Porsche wanted to keep the drivetrain as factory-fresh as possible, meaning both use the Carrera 4S’s twin-turbo 3.0-liter flat-six making the same 443 horsepower and 390 pound-feet of torque as they do in the standard car. Both cars use the 4S’s optional seven-speed manual transmission, also unmodified. The only real changes come at the power transfer level, after the transmission. Instead of working automatically, power distribution between the front and wheels is controlled manually through switches on the dash, with the driver being able to choose between rear-wheel drive or all-wheel drive. The locking rear differential is one you’d normally find in a PDK-equipped Carrera 4S, while the front locking diff is bespoke.
The gigantic 34-inch mud-terrain tires dominate the aesthetics of both cars. They sit on 16-inch wheels and help to raise ground clearance to 13.7 inches — more than a Ford F-150 Raptor or Ram 1500 TRX. Also helping with the height are a set of portal axles built into each hub. The gearing, supplied by German off-roading firm Tibus, uses a 1:3.6 ratio, effectively turning first and second gears into crawler gears. Porsche says top speed in 7th is about 60 mph. So you could say this is the slowest factory-built Porsche 911 ever made.
Speed isn’t the point, obviously. This 911 was designed with a singular purpose in mind: To scale the side of a rock-covered mountain while fighting against thin high-altitude air. While a short 15-minute jaunt around a medium-difficulty off-road course in Malibu wasn’t exactly representative of Ojos del Salado’s west ridge, it was enough to show off how a factory-designed rock crawler designed by Porsche could perform far outside the 911’s usual comfort zone.

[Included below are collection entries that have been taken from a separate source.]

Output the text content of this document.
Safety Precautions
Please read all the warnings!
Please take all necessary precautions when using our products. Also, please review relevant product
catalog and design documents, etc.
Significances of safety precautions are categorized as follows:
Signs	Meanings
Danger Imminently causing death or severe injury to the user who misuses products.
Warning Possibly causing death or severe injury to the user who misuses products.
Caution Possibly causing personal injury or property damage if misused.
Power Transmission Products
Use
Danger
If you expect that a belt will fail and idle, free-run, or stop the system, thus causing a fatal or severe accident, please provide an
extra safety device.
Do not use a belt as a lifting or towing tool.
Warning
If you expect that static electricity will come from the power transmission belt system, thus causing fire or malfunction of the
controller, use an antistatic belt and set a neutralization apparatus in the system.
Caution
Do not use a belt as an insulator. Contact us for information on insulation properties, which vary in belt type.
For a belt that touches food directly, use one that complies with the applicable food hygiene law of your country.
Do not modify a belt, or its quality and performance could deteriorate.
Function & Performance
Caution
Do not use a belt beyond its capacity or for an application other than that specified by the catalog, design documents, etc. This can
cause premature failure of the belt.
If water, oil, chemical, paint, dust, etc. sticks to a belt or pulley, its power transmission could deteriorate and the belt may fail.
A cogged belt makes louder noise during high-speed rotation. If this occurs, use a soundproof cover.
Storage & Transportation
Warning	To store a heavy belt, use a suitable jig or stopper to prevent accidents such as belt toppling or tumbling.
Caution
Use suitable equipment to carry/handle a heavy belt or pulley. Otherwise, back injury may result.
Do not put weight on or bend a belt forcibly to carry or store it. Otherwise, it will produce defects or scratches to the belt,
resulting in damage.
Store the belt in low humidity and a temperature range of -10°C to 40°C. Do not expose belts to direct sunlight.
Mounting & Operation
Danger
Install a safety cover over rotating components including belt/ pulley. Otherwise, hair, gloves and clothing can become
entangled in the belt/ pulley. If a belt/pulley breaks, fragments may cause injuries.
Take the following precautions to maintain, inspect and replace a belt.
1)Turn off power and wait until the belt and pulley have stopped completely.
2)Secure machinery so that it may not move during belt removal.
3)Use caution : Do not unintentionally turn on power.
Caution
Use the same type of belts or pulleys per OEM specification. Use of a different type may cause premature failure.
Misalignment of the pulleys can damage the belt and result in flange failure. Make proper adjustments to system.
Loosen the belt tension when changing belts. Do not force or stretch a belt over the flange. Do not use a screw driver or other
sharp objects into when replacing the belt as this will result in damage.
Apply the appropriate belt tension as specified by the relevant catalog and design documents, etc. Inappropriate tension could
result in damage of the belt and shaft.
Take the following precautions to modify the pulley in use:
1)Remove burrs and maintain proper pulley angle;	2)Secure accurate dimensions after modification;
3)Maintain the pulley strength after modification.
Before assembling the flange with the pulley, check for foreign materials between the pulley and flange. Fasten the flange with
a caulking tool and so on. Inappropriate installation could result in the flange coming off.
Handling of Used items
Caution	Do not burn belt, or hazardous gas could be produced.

Aside from the abnormally high position relative to the ground, the Altitude 911 cabins are a familiar place. The seating position is perfect, with the steering wheel, pedals and shifter all in places you’d expect them to be. Doris, the prototype car, still has most of its dashboard, including the central touchscreen. There’s even a working radio with at least one working speaker in the cabin. Edith is a bit more purpose-built, with motorsport-style switches in place of the screen, a real racing bucket, and radiators located right behind your head, complete with electric fans blaring a high-pitch whine directly into your ears.
Setting off in either of these cars is easy thanks to the portal axle ratios. You can creep in first gear at what feels like 2 mph, while redline comes at about 10 mph. That jumps to 20 mph in second gear. It’s only when you get to third and fourth gear do you start to feel like you’re driving a normal car. It’s a jarring sensation, especially if you’ve never driven a car with ratios like this before.
Even more jarring is the suspension. It’s an extreme departure from the standard 911’s setup, and required extensive modification to the unibody to make it fit. Called the Warp Connector, it eschews the idea of independent suspension for a fully interconnected setup.